Solar panels probably don’t warrant a whole lot of thought outside of Should I get them? Which the obvious answer is yes, very much yes. Especially if you live in Sunny SoCal. But there are quite a few interesting things about solar panels that just might help you in your decision making process when you finally do decide to jump into the pool of renewable energy, such as the various types of panels, lifespan, and efficiency. Here are four of our favorite fun facts about solar panels to help guide you along the way to going green in your home and saving you money on your electric bills.

Various Types Of Panels

Yes, Tesla recently released their version of solar panels. No, those are the differences we’re pointing out to you. There are three different types of solar panels on the market: monocrystalline, polycrystalline, and thin film. Within those three types are a few sub-types, specifically with thin film. For the crystalline varietals, silicon is the material used. Thin film uses a variety of materials (hence the sub-types). The differences between these types of panels also range from price to production to efficiency; three things that will weigh heavily on your final decision. 

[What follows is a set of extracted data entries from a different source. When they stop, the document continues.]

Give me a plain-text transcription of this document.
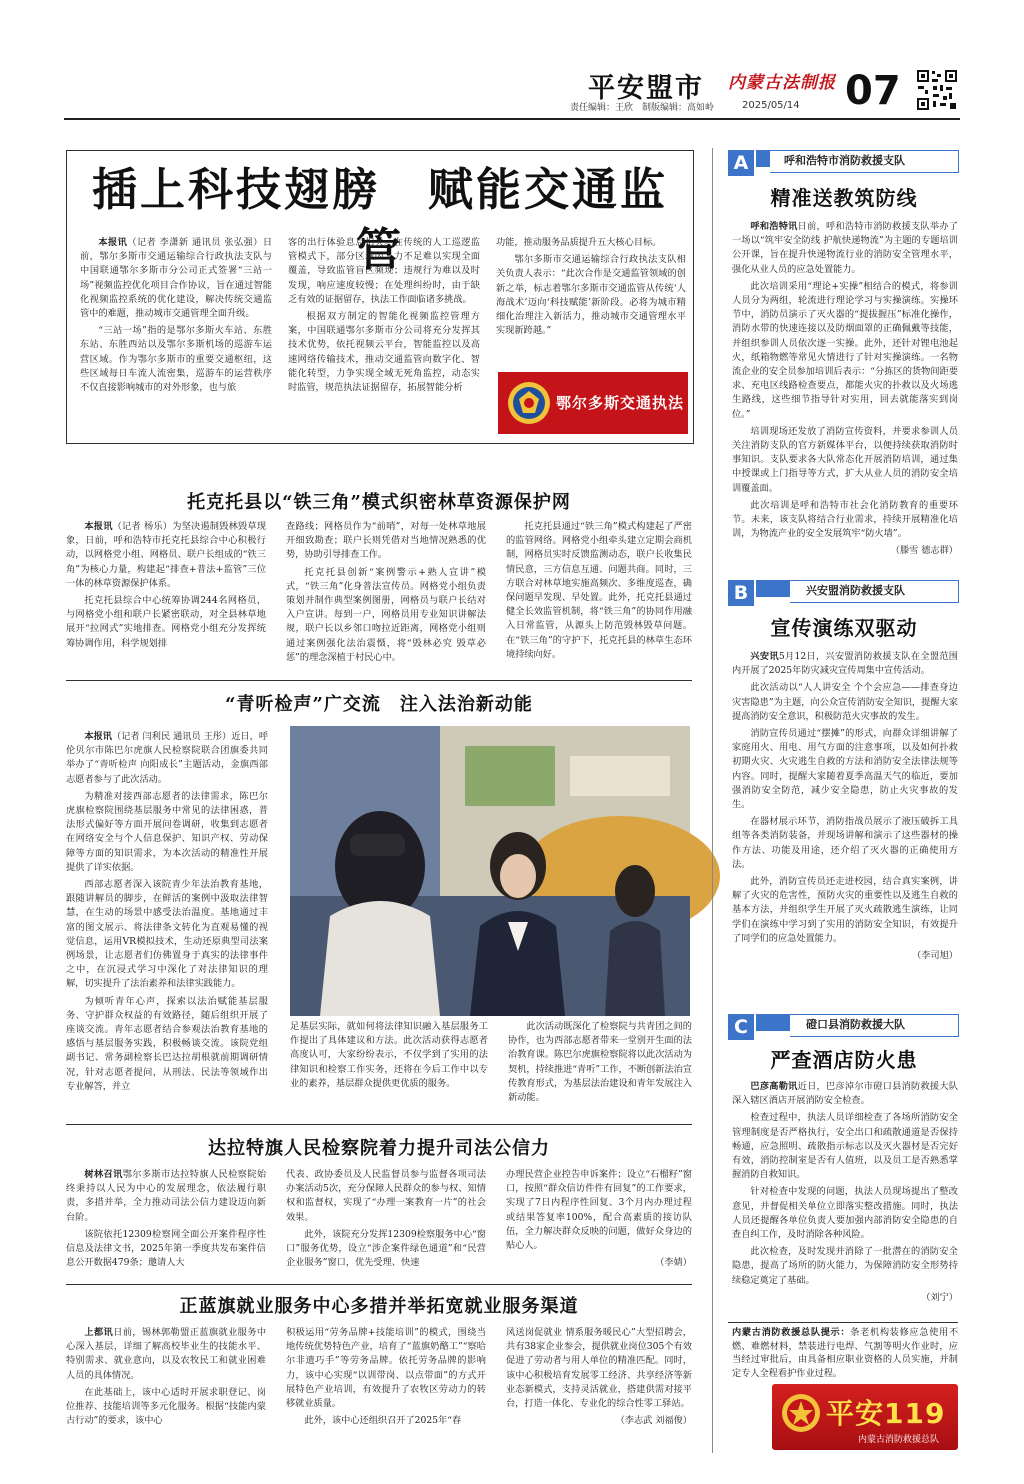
平安盟市 内蒙古法制报
责任编辑：王欣　制版编辑：高如岭	2025/05/14 07
插上科技翅膀　赋能交通监管

本报讯（记者 李潇新 通讯员 张弘强）日前，鄂尔多斯市交通运输综合行政执法支队与中国联通鄂尔多斯市分公司正式签署“三站一场”视频监控优化项目合作协议，旨在通过智能化视频监控系统的优化建设，解决传统交通监管中的难题，推动城市交通管理全面升级。

“三站一场”指的是鄂尔多斯火车站、东胜东站、东胜西站以及鄂尔多斯机场的巡游车运营区域。作为鄂尔多斯市的重要交通枢纽，这些区域每日车流人流密集，巡游车的运营秩序不仅直接影响城市的对外形象，也与旅

客的出行体验息息相关。在传统的人工巡逻监管模式下，部分区域因人力不足难以实现全面覆盖，导致监管盲区频现；违规行为难以及时发现，响应速度较慢；在处理纠纷时，由于缺乏有效的证据留存，执法工作面临诸多挑战。

根据双方制定的智能化视频监控管理方案，中国联通鄂尔多斯市分公司将充分发挥其技术优势，依托视频云平台，智能监控以及高速网络传输技术，推动交通监管向数字化、智能化转型，力争实现全域无死角监控，动态实时监管，规范执法证据留存，拓展智能分析

功能，推动服务品质提升五大核心目标。

鄂尔多斯市交通运输综合行政执法支队相关负责人表示：“此次合作是交通监管领域的创新之举，标志着鄂尔多斯市交通监管从传统‘人海战术’迈向‘科技赋能’新阶段。必将为城市精细化治理注入新活力，推动城市交通管理水平实现新跨越。”

鄂尔多斯交通执法
托克托县以“铁三角”模式织密林草资源保护网

本报讯（记者 杨乐）为坚决遏制毁林毁草现象，日前，呼和浩特市托克托县综合中心积极行动，以网格党小组、网格员、联户长组成的“铁三角”为核心力量，构建起“排查+普法+监管”三位一体的林草资源保护体系。

托克托县综合中心统筹协调244名网格员，与网格党小组和联户长紧密联动，对全县林草地展开“拉网式”实地排查。网格党小组充分发挥统筹协调作用，科学规划排

查路线；网格员作为“前哨”，对每一处林草地展开细致勘查；联户长则凭借对当地情况熟悉的优势，协助引导排查工作。

托克托县创新“案例警示+熟人宣讲”模式，“铁三角”化身普法宣传员。网格党小组负责策划并制作典型案例图册，网格员与联户长结对入户宣讲。每到一户，网格员用专业知识讲解法规，联户长以乡邻口吻拉近距离，网格党小组则通过案例强化法治震慑，将“毁林必究 毁草必惩”的理念深植于村民心中。

托克托县通过“铁三角”模式构建起了严密的监管网络。网格党小组牵头建立定期会商机制，网格员实时反馈监测动态，联户长收集民情民意，三方信息互通、问题共商。同时，三方联合对林草地实施高频次、多维度巡查，确保问题早发现、早处置。此外，托克托县通过健全长效监管机制，将“铁三角”的协同作用融入日常监管，从源头上防范毁林毁草问题。在“铁三角”的守护下，托克托县的林草生态环境持续向好。

“青听检声”广交流　注入法治新动能

本报讯（记者 闫利民 通讯员 王彤）近日，呼伦贝尔市陈巴尔虎旗人民检察院联合团旗委共同举办了“青听检声 向阳成长”主题活动，金旗西部志愿者参与了此次活动。

为精准对接西部志愿者的法律需求，陈巴尔虎旗检察院围绕基层服务中常见的法律困惑，普法形式偏好等方面开展问卷调研，收集到志愿者在网络安全与个人信息保护、知识产权、劳动保障等方面的知识需求，为本次活动的精准性开展提供了详实依据。

西部志愿者深入该院青少年法治教育基地，跟随讲解员的脚步，在鲜活的案例中汲取法律智慧，在生动的场景中感受法治温度。基地通过丰富的图文展示、将法律条文转化为直观易懂的视觉信息，运用VR模拟技术，生动还原典型司法案例场景，让志愿者们仿佛置身于真实的法律事件之中，在沉浸式学习中深化了对法律知识的理解，切实提升了法治素养和法律实践能力。

为倾听青年心声，探索以法治赋能基层服务、守护群众权益的有效路径，随后组织开展了座谈交流。青年志愿者结合参观法治教育基地的感悟与基层服务实践，积极畅谈交流。该院党组副书记、常务副检察长巴达拉胡根就前期调研情况，针对志愿者提问，从刑法、民法等领域作出专业解答，并立

足基层实际，就如何将法律知识融入基层服务工作提出了具体建议和方法。此次活动获得志愿者高度认可，大家纷纷表示，不仅学到了实用的法律知识和检察工作实务，还将在今后工作中以专业的素养，基层群众提供更优质的服务。

此次活动既深化了检察院与共青团之间的协作，也为西部志愿者带来一堂别开生面的法治教育课。陈巴尔虎旗检察院将以此次活动为契机，持续推进“青听”工作，不断创新法治宣传教育形式，为基层法治建设和青年发展注入新动能。

达拉特旗人民检察院着力提升司法公信力

树林召讯鄂尔多斯市达拉特旗人民检察院始终秉持以人民为中心的发展理念，依法履行职责，多措并举，全力推动司法公信力建设迈向新台阶。

该院依托12309检察网全面公开案件程序性信息及法律文书，2025年第一季度共发布案件信息公开数据479条；邀请人大

代表、政协委员及人民监督员参与监督各项司法办案活动5次，充分保障人民群众的参与权、知情权和监督权，实现了“办理一案教育一片”的社会效果。

此外，该院充分发挥12309检察服务中心“窗口”服务优势，设立“涉企案件绿色通道”和“民营企业服务”窗口，优先受理、快速

办理民营企业控告申诉案件；设立“石榴籽”窗口，按照“群众信访件件有回复”的工作要求，实现了7日内程序性回复、3个月内办理过程或结果答复率100%，配合高素质的接访队伍，全力解决群众反映的问题，做好众身边的贴心人。

（李婧）
正蓝旗就业服务中心多措并举拓宽就业服务渠道

上都讯日前，锡林郭勒盟正蓝旗就业服务中心深入基层，详细了解高校毕业生的技能水平、特别需求、就业意向，以及农牧民工和就业困难人员的具体情况。

在此基础上，该中心适时开展求职登记、岗位推荐、技能培训等多元化服务。根据“技能内蒙古行动”的要求，该中心

积极运用“劳务品牌+技能培训”的模式，围绕当地传统优势特色产业，培育了“蓝旗奶酪工”“察哈尔非遗巧手”等劳务品牌。依托劳务品牌的影响力，该中心实现“以训带岗、以点带面”的方式开展特色产业培训，有效提升了农牧区劳动力的转移就业质量。

此外，该中心还组织召开了2025年“春

风送岗促就业 情系服务暖民心”大型招聘会，共有38家企业参会，提供就业岗位305个有效促进了劳动者与用人单位的精准匹配。同时，该中心积极培育发展零工经济、共享经济等新业态新模式，支持灵活就业，搭建供需对接平台，打造一体化、专业化的综合性零工驿站。

（李志武 刘福俊）
A	呼和浩特市消防救援支队
精准送教筑防线

呼和浩特讯日前，呼和浩特市消防救援支队举办了一场以“筑牢安全防线 护航快递物流”为主题的专题培训公开课，旨在提升快递物流行业的消防安全管理水平，强化从业人员的应急处置能力。

此次培训采用“理论+实操”相结合的模式，将参训人员分为两组，轮流进行理论学习与实操演练。实操环节中，消防员演示了灭火器的“提拔握压”标准化操作，消防水带的快速连接以及防烟面罩的正确佩戴等技能，并组织参训人员依次逐一实操。此外，还针对锂电池起火，纸箱物燃等常见火情进行了针对实操演练。一名物流企业的安全员参加培训后表示：“分拣区的货物间距要求、充电区线路检查要点，都能火灾的扑救以及火场逃生路线，这些细节指导针对实用，回去就能落实到岗位。”

培训现场还发放了消防宣传资料，并要求参训人员关注消防支队的官方新媒体平台，以便持续获取消防时事知识。支队要求各大队常态化开展消防培训，通过集中授课或上门指导等方式，扩大从业人员的消防安全培训覆盖面。

此次培训是呼和浩特市社会化消防教育的重要环节。未来，该支队将结合行业需求，持续开展精准化培训，为物流产业的安全发展筑牢“防火墙”。

（滕雪 德志群）
B	兴安盟消防救援支队
宣传演练双驱动

兴安讯5月12日，兴安盟消防救援支队在全盟范围内开展了2025年防灾减灾宣传周集中宣传活动。

此次活动以“人人讲安全 个个会应急——排查身边灾害隐患”为主题，向公众宣传消防安全知识，提醒大家提高消防安全意识，积极防范火灾事故的发生。

消防宣传员通过“摆摊”的形式，向群众详细讲解了家庭用火、用电、用气方面的注意事项，以及如何扑救初期火灾、火灾逃生自救的方法和消防安全法律法规等内容。同时，提醒大家随着夏季高温天气的临近，要加强消防安全防范，减少安全隐患，防止火灾事故的发生。

在器材展示环节，消防指战员展示了液压破拆工具组等各类消防装备，并现场讲解和演示了这些器材的操作方法、功能及用途，还介绍了灭火器的正确使用方法。

此外，消防宣传员还走进校园，结合真实案例，讲解了火灾的危害性，预防火灾的重要性以及逃生自救的基本方法，并组织学生开展了灭火疏散逃生演练，让同学们在演练中学习到了实用的消防安全知识，有效提升了同学们的应急处置能力。

（李司旭）
C	磴口县消防救援大队
严查酒店防火患

巴彦高勒讯近日，巴彦淖尔市磴口县消防救援大队深入辖区酒店开展消防安全检查。

检查过程中，执法人员详细检查了各场所消防安全管理制度是否严格执行，安全出口和疏散通道是否保持畅通，应急照明、疏散指示标志以及灭火器材是否完好有效，消防控制室是否有人值班，以及员工是否熟悉掌握消防自救知识。

针对检查中发现的问题，执法人员现场提出了整改意见，并督促相关单位立即落实整改措施。同时，执法人员还提醒各单位负责人要加强内部消防安全隐患的自查自纠工作，及时消除各种风险。

此次检查，及时发现并消除了一批潜在的消防安全隐患，提高了场所的防火能力，为保障消防安全形势持续稳定奠定了基础。

（刘宁）
内蒙古消防救援总队提示：条老机构装修应急使用不燃、难燃材料，禁装进行电焊、气割等明火作业时，应当经过审批后，由具备相应职业资格的人员实施，并制定专人全程看护作业过程。
平安119
内蒙古消防救援总队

Panels Last Anywhere From 2 To 25 Years

Yep, you read that correctly. And yes, that is quite the margin. As we mentioned earlier, part of this is due to the type of panels you choose to get installed. The most durable types of panels are the silicon based mono- or polycrystalline panels. They should serve you for 20-25 years. This is why most of the panels you find on residential roofs are of that ilk. Thin film panels are often used for smaller devices, or on commercial buildings that have tons of space, but can’t handle the weight of the bulky crystalline panels. 

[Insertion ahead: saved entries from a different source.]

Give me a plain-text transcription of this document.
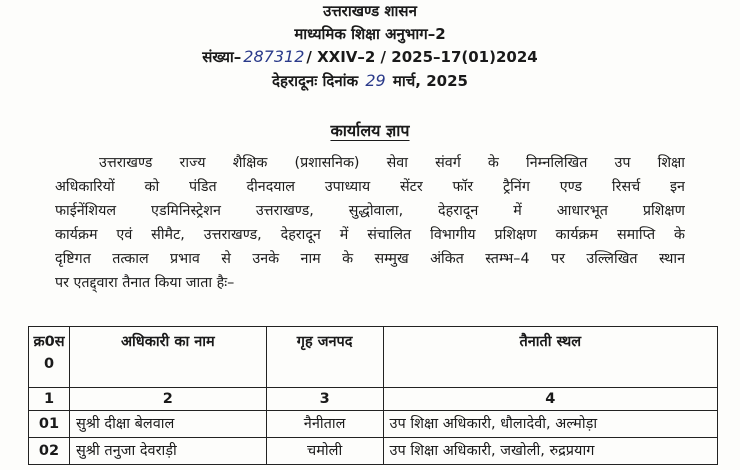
उत्तराखण्ड शासन
माध्यमिक शिक्षा अनुभाग–2
संख्या– 287312 / XXIV–2 / 2025–17(01)2024
देहरादूनः दिनांक 29 मार्च, 2025
कार्यालय ज्ञाप
उत्तराखण्ड राज्य शैक्षिक (प्रशासनिक) सेवा संवर्ग के निम्नलिखित उप शिक्षा
अधिकारियों को पंडित दीनदयाल उपाध्याय सेंटर फॉर ट्रैनिंग एण्ड रिसर्च इन
फाईनेंशियल एडमिनिस्ट्रेशन उत्तराखण्ड, सुद्धोवाला, देहरादून में आधारभूत प्रशिक्षण
कार्यक्रम एवं सीमैट, उत्तराखण्ड, देहरादून में संचालित विभागीय प्रशिक्षण कार्यक्रम समाप्ति के
दृष्टिगत तत्काल प्रभाव से उनके नाम के सम्मुख अंकित स्तम्भ–4 पर उल्लिखित स्थान
पर एतद्द्वारा तैनात किया जाता हैः–
क्र0स 0	अधिकारी का नाम	गृह जनपद	तैनाती स्थल
1	2	3	4
01	सुश्री दीक्षा बेलवाल	नैनीताल	उप शिक्षा अधिकारी, धौलादेवी, अल्मोड़ा
02	सुश्री तनुजा देवराड़ी	चमोली	उप शिक्षा अधिकारी, जखोली, रुद्रप्रयाग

Cost- And Space-Efficiency Is Key

One of the biggest and best guidelines for choosing the best solar option for your home is the cost- and space-efficiency factor. Monocrystalline panels are the most expensive (because they have the purest, most effective form of silicon for converting sunlight to energy) but they also take up less space because they are so effective. The specs of your home will push you one direction or another. Larger roofs can fit more panels, smaller ones can only accommodate so many panels. How much energy your house needs to run properly will also determine how many panels you need and how effective they must be. 

Solar Panels Still Work On A Cloudy Day

You might be thinking to yourself, well what happens when there’s a string of cloudy days in the forecast? Your panels are still working. They just don’t work at maximum efficiency. Your solar panels will collect direct and indirect sunlight, and rain actually helps keep them clean and working well. The only time your panels don’t work is during the night when there is no sunlight whatsoever. It’s at this point that all the energy stored up in the batteries during the daytime kick in. It’s a lovely, renewable cycle that just keeps giving your power and savings.